Although I acknowledge that, in a quasi-judicial role, political considerations do not come into play, adding fit and proper as a ground of intervention goes beyond the plurality test into questions of character and fitness, and puts the ultimate decision on those questions in the hands of a politician. Notwithstanding what the noble Lord, Lord McNally, said about the Government having a duty to protect the ecology of our media, this is a different position. We are very clear that the decision on fit and proper should be made by an independent authority; that is, Ofcom. This cuts entirely across what is generally the role of an independent regulator and, in my view, takes the grounds of intervention a step too far.
On the general premise that the media merger public interest consideration may not fully capture future shifts, we agree that it is time to consider this. Amendment 33F seeks to broaden the definition of media enterprise to take account of new forms of delivery and distribution. Amendment 33J, although introducing a media public interest test around fit and proper in proposed new subsection (2CC), adds a new media public interest test to cover access to cultural and performing rights, talent and other expression available to UK audiences in terms of media plurality.
My Lords, I am very grateful to all noble Lords who have participated in this debate. Every contributor added something of significant value to the debate as a whole. It is a very good debate with which to conclude—practically conclude—our proceedings. I am sure noble Lords will forgive me if I say a special thank you to my noble friend Lord Crickhowell for coming and reiterating his remarks of 14 years ago.
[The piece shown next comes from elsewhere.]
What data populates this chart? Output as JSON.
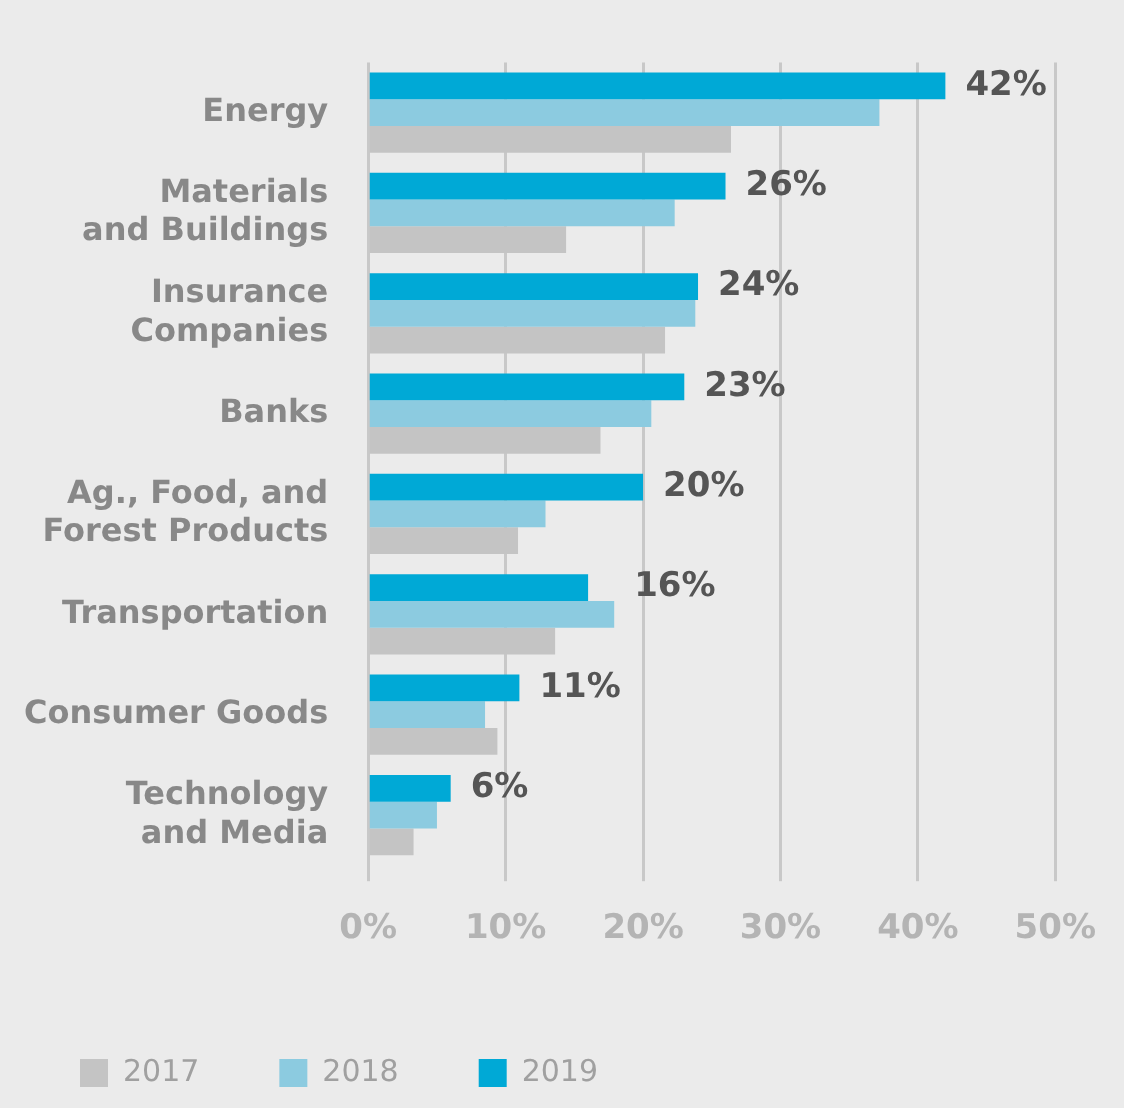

I, too, remember them very well, even if I was in another place at the time.
I am very grateful for the engagement of the Secretary of State, the Minister and officials and for the Minister’s response tonight. On Report, one is often pressing very hard because the window of opportunity is about to slam shut. As the Minister quite rightly said, in relation to some of the very important issues that we are putting forward relating to the definition of media enterprises and the nature of the grounds on which a public interest test can be triggered under the specified considerations in the Enterprise Act 2002, there is a power in Sections 58(3) and 58A(9) for those specified considerations to be amended by order.
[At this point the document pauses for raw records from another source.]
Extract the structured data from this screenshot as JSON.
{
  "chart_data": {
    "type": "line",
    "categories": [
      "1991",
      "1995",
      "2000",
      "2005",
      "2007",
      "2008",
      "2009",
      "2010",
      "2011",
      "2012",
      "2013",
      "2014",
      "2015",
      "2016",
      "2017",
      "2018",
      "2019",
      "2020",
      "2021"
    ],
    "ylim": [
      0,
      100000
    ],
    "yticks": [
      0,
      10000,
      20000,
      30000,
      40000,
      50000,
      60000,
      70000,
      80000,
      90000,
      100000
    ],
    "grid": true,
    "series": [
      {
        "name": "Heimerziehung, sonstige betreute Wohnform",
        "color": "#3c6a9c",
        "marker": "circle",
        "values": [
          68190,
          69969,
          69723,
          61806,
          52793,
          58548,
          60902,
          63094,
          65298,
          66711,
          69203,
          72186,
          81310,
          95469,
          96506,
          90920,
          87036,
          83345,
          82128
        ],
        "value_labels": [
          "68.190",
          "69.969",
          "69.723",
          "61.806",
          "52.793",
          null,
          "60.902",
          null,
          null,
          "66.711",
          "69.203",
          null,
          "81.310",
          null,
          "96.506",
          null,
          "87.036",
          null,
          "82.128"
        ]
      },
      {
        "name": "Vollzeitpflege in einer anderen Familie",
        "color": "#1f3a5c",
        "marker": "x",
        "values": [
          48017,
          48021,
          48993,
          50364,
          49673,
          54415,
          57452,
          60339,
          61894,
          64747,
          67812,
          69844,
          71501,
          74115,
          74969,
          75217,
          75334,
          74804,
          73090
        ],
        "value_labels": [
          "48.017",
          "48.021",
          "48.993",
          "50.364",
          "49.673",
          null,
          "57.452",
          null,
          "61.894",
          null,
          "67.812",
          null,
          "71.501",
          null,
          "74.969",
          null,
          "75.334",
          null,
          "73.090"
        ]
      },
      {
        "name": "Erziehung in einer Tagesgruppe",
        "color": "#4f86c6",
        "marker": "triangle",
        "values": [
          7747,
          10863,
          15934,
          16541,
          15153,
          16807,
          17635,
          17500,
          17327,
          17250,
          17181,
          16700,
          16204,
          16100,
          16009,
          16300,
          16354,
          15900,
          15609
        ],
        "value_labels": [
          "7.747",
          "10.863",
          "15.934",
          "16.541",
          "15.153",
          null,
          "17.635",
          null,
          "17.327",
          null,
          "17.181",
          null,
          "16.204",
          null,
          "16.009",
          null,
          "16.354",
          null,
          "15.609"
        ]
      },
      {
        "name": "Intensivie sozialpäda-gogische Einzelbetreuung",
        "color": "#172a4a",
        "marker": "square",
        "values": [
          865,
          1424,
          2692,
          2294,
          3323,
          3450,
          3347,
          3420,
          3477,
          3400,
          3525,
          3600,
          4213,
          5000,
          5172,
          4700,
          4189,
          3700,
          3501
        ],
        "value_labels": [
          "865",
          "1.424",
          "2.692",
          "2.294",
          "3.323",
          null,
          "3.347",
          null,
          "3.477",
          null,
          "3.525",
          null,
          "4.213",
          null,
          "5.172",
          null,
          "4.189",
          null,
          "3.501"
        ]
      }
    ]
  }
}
The debate that has been given life during the passage of the Bill does not stop with the passage of the Bill, and I am therefore very grateful for the way in which the Minister has said that she and her Secretary of State and colleagues are going to take these issues forward and look at how they may be given life beyond here, in orders or in future primary legislation. The point about competition is important.
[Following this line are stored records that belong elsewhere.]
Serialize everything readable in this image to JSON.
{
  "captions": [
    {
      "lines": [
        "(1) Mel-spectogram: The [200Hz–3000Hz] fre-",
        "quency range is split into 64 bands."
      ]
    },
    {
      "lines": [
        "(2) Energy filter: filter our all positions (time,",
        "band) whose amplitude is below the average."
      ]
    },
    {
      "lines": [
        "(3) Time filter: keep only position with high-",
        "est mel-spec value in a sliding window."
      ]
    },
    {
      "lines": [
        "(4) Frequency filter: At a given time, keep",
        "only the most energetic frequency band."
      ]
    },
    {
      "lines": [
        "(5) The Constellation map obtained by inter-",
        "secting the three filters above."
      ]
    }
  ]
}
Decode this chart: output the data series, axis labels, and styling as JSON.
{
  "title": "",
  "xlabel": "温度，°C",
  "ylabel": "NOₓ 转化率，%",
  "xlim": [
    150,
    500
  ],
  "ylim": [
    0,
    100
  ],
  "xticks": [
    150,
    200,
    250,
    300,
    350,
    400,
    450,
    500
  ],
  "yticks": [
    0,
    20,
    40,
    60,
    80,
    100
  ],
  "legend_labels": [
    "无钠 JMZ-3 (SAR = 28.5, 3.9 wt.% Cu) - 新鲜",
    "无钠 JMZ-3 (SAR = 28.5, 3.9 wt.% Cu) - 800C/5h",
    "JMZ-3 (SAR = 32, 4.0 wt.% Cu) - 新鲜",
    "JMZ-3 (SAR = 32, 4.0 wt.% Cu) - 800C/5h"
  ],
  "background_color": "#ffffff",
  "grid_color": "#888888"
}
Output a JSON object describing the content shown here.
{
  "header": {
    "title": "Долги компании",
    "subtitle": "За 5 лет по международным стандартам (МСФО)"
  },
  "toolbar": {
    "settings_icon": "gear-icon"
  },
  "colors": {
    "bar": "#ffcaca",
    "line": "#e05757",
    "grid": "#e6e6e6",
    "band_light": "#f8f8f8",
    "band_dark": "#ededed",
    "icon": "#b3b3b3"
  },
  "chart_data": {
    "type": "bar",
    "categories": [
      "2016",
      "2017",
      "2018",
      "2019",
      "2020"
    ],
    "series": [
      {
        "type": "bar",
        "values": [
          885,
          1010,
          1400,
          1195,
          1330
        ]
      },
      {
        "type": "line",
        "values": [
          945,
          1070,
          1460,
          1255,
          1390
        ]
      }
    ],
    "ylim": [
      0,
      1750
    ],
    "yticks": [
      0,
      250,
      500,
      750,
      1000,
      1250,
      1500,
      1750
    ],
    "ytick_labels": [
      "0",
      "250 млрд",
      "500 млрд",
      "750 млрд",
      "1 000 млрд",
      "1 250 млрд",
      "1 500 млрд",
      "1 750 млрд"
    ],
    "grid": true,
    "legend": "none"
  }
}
I neglected to refer to Amendment 33K, which was tabled by the noble Lord, Lord Stevenson of Balmacara. He illustrated very well what he was about. I am sure he will accept that inserting “any other reason” into merger control would be a jarring legislative intervention into a merger regime, but the point he makes is a very good one. When one is looking at the abuse of a dominant position under competition legislation, the nature of the abuse is not necessarily simply that there is consumer detriment. There may be wider detriments to the public interest which are not necessarily reflected in the nature of that abuse of the dominant position, so it is a very proper issue to be further considered.
Given what my noble friend the Minister said, and the ability to engage with her and the Government in looking at this in the months rather than years ahead, I hope that colleagues will accept that I should at this stage beg leave to withdraw the amendment.